Sömürgeden farklı ulusların doğması Yazdır


Konuyu eskiden beri merak ederdim ama Güney Afrika Cumhuriyeti tarihini okurken merakımı biraz giderdim.

Latin ve Orta Amerika’dan başlarsak; Brezilya dışında bütün alan İspanya sömürgesiydi. Sonra İngiltere ve bir oranda Fransa da devreye giriyor. Bolivya, Paraguay, Şili, Arjantin ve daha sayılabilecek ülkelerin sınırları neye göre belirlenmiş, bilmiyorum. Bu bölgenin tarihini okumak gerekir. Başka bölgelerde olduğu gibi yapay olarak çizilmiş sınırlar mutlaka vardır. Burada asıl önemli olan yapay sınırlar içinde yaşayan ve bir dönem aynı kökenden gelen halkların, diyelim 100 yıl sonra farklı uluslar olmalarıdır. Sözü edilen örnekte yerli halkın (İndigenos) bulunması, sömürgecilerin Avrupa’dan gelip (özellikle İspanya) yerleşmeleri, Katolik olmaları ve aynı dili konuşmaları farklı ulusların ortaya çıkmasını engellemiyor.

Her bölge için, eskiden aynı olan, yapay sınırlar içinde bir dönem ayrı yaşayınca farklı uluslara bölünen halkların gelişmesinin ayrı incelenmesi gerekir.

“Emperyalizmin oyunu” değildir bu, farklı topraklarda yaşayanların farklılaşarak ayrı uluslar oluşturmasıdır.

Gelelim Ortadoğu’ya…

Sınırlar yapay çizilmiştir, biliniyor. Burada asıl önemli olan bir dönem tek halk olan Arapların farklı uluslara bölünmesidir. Arap ulusu en az 50 yıldır bulunmuyor. Genellikle Müslüman olmaları (Sünni ve Şii olarak ayrılıyorlar, Hıristiyanlar da var), aynı dili konuşuyorlar, yıllarca Osmanlı sömürgesi olmuşlar ve çizilen sınırlar içinde ayrı yaşamaya başlayınca farklı uluslar ortaya çıkıyor.

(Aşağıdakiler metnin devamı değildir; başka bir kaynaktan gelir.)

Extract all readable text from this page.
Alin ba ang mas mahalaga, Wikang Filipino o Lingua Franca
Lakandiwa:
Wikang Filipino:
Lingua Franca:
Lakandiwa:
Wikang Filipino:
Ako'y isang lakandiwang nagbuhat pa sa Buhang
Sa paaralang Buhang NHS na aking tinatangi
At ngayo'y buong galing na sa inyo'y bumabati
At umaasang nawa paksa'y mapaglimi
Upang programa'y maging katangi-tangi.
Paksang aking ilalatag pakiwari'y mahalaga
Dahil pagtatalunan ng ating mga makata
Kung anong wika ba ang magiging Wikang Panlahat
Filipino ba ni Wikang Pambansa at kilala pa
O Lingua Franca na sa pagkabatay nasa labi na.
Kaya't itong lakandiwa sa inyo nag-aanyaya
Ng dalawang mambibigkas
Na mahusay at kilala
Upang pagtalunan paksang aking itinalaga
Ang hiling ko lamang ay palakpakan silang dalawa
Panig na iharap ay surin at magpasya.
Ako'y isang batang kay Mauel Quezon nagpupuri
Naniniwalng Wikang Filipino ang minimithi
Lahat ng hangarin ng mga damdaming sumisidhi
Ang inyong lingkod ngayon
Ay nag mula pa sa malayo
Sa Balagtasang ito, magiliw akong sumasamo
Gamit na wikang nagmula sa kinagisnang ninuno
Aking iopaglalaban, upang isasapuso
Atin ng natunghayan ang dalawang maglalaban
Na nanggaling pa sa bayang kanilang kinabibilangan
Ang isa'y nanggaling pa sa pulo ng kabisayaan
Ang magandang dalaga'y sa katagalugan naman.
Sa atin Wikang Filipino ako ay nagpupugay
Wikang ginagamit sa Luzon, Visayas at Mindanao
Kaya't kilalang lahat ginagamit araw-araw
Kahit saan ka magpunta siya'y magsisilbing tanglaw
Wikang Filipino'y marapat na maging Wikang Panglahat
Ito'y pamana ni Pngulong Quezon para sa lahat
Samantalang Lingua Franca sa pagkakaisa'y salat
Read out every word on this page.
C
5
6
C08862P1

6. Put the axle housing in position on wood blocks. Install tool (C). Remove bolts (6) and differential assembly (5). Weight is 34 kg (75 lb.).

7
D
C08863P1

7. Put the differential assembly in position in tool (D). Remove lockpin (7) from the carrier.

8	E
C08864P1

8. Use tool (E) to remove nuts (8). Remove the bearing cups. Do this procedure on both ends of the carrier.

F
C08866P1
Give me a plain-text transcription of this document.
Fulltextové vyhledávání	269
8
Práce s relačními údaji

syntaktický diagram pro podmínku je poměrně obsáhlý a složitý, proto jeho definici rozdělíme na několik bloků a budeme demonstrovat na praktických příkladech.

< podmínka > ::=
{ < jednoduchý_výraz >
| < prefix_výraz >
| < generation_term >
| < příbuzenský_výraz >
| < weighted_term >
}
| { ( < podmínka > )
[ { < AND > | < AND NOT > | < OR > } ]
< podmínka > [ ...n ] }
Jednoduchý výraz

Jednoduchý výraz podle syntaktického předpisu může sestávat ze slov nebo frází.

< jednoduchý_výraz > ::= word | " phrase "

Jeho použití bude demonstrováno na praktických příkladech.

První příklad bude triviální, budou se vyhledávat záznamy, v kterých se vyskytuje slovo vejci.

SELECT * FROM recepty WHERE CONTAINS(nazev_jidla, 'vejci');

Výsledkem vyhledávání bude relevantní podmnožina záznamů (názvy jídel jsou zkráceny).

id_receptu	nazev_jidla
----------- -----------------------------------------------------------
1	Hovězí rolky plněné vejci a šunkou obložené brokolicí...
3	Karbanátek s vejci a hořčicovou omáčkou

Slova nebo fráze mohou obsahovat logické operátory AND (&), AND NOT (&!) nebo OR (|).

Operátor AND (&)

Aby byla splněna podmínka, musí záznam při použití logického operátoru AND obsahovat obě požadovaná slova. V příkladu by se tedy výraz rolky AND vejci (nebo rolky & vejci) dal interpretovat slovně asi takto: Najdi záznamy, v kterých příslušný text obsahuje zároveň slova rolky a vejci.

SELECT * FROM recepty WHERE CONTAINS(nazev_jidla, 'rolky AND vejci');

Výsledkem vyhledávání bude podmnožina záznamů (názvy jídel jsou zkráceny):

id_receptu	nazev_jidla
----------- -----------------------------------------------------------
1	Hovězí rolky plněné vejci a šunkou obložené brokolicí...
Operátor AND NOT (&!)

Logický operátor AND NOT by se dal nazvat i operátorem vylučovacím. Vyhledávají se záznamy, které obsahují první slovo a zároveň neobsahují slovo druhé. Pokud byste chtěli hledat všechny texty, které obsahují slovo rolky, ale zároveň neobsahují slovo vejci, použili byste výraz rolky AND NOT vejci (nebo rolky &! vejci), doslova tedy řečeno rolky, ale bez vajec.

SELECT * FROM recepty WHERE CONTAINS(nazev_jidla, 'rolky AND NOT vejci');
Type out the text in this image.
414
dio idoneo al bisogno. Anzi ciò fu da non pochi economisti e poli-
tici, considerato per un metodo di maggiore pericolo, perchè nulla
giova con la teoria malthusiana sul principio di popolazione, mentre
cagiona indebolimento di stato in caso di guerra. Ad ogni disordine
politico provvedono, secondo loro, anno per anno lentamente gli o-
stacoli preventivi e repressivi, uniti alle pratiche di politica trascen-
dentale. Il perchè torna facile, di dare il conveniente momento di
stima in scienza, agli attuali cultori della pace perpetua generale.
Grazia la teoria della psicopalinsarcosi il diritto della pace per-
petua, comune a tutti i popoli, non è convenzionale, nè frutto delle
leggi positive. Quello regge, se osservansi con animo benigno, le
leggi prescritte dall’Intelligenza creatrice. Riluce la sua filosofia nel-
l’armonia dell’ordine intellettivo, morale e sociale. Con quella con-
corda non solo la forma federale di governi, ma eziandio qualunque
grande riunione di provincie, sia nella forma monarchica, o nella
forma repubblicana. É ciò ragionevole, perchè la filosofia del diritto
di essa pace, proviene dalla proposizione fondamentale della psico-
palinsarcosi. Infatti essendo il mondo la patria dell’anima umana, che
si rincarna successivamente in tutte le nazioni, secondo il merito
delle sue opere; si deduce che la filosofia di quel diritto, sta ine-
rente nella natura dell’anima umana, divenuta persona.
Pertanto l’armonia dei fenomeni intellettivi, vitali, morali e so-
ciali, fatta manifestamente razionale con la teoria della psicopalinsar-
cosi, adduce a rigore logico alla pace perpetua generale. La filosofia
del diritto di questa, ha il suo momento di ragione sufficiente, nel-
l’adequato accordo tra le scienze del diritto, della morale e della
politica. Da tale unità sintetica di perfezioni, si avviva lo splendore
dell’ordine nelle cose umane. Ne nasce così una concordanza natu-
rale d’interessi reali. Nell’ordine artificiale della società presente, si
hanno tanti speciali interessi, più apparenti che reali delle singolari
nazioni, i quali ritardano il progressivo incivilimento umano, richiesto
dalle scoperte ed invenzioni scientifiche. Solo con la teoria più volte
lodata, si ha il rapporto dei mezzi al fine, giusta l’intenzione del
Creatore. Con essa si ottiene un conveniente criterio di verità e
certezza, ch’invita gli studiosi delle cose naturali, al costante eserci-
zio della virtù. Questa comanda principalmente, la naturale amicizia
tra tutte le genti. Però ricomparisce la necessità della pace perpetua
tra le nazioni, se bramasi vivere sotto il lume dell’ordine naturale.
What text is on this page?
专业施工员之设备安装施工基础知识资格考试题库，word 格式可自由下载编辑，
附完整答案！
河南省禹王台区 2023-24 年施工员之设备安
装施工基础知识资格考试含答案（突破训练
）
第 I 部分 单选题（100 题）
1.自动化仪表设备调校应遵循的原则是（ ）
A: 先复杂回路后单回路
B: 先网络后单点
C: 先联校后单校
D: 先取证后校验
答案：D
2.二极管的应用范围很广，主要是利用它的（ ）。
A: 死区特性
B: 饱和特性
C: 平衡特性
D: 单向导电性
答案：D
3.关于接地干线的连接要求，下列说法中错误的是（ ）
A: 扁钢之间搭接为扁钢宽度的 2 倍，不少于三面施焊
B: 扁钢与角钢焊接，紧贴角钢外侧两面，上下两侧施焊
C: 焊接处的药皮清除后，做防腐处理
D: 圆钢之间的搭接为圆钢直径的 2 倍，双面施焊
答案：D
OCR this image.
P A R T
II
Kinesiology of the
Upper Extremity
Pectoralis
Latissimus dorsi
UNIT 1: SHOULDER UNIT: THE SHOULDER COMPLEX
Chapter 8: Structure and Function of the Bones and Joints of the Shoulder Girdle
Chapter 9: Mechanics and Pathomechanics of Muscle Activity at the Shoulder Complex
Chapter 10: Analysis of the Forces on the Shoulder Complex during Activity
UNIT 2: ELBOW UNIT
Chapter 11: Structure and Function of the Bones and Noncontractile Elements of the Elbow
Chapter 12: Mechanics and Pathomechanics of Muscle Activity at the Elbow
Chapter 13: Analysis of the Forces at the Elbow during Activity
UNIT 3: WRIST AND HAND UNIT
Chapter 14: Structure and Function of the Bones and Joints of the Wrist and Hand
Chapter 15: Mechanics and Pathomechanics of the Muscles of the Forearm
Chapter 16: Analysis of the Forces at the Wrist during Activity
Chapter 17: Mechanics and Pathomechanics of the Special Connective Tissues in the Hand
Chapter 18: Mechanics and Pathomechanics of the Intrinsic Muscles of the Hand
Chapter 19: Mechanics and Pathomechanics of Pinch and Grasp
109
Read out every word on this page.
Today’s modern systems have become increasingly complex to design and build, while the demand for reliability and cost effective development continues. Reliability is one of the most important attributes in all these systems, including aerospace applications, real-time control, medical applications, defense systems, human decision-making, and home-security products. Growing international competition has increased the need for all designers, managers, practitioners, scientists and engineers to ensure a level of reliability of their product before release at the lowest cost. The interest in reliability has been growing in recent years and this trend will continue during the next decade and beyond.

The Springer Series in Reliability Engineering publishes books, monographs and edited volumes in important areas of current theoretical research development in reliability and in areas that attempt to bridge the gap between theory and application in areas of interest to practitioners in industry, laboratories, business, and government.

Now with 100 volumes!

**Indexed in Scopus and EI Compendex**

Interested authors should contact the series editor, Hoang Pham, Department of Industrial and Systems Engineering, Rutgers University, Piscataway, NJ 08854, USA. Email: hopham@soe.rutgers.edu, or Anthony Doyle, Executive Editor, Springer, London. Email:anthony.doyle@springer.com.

Suriye, Ürdün, Suudi Arabistan, Mısır, Irak ve daha sayılabilir ulusları bulunuyor. Bunları “Arap ulusu” ortak paydası altında toplayamazsınız.

Genel olarak Araplar değil, farklı Arap ulusları Filistin’e destek olmuyorlar. Yıllardan beri böyledir.

Afrika’da da benzer durum bulunuyor. 1884’te Berlin’de yapılan Kongo Konferansı’nda kıta üzerinde sınırlar çizilmiş, bazıları değişmiş, bazıları değişmemiş ve bir süre sonra hepsi sabitlenmiş. O sınırlar içinde yaşayan geçmişi benzeyen halklardan ayrı uluslar doğmuş.

Aynı dilin konuşulması, yüz yıl öncesine kadar tarihin ortak olması tek ulus olmak için yetmiyor.

Birkaç yıl önce Londra’da alt emperyalizm konulu konferansta, gelecekte tek değil iki Kürt devleti kurulması mümkündür, dediğimde dinleyiciler hayretle bakmışlardı.

Daha önce tek olan bir halkın 60-100 yıl başka halklarla (Türk, İran, Arap) zoraki de olsa birlikte yaşayıp birbirinden farklı gelişmemesi mümkün değildir.

 

Diğer bölgelerdeki gibi bu konu da ayrıca incelenmelidir.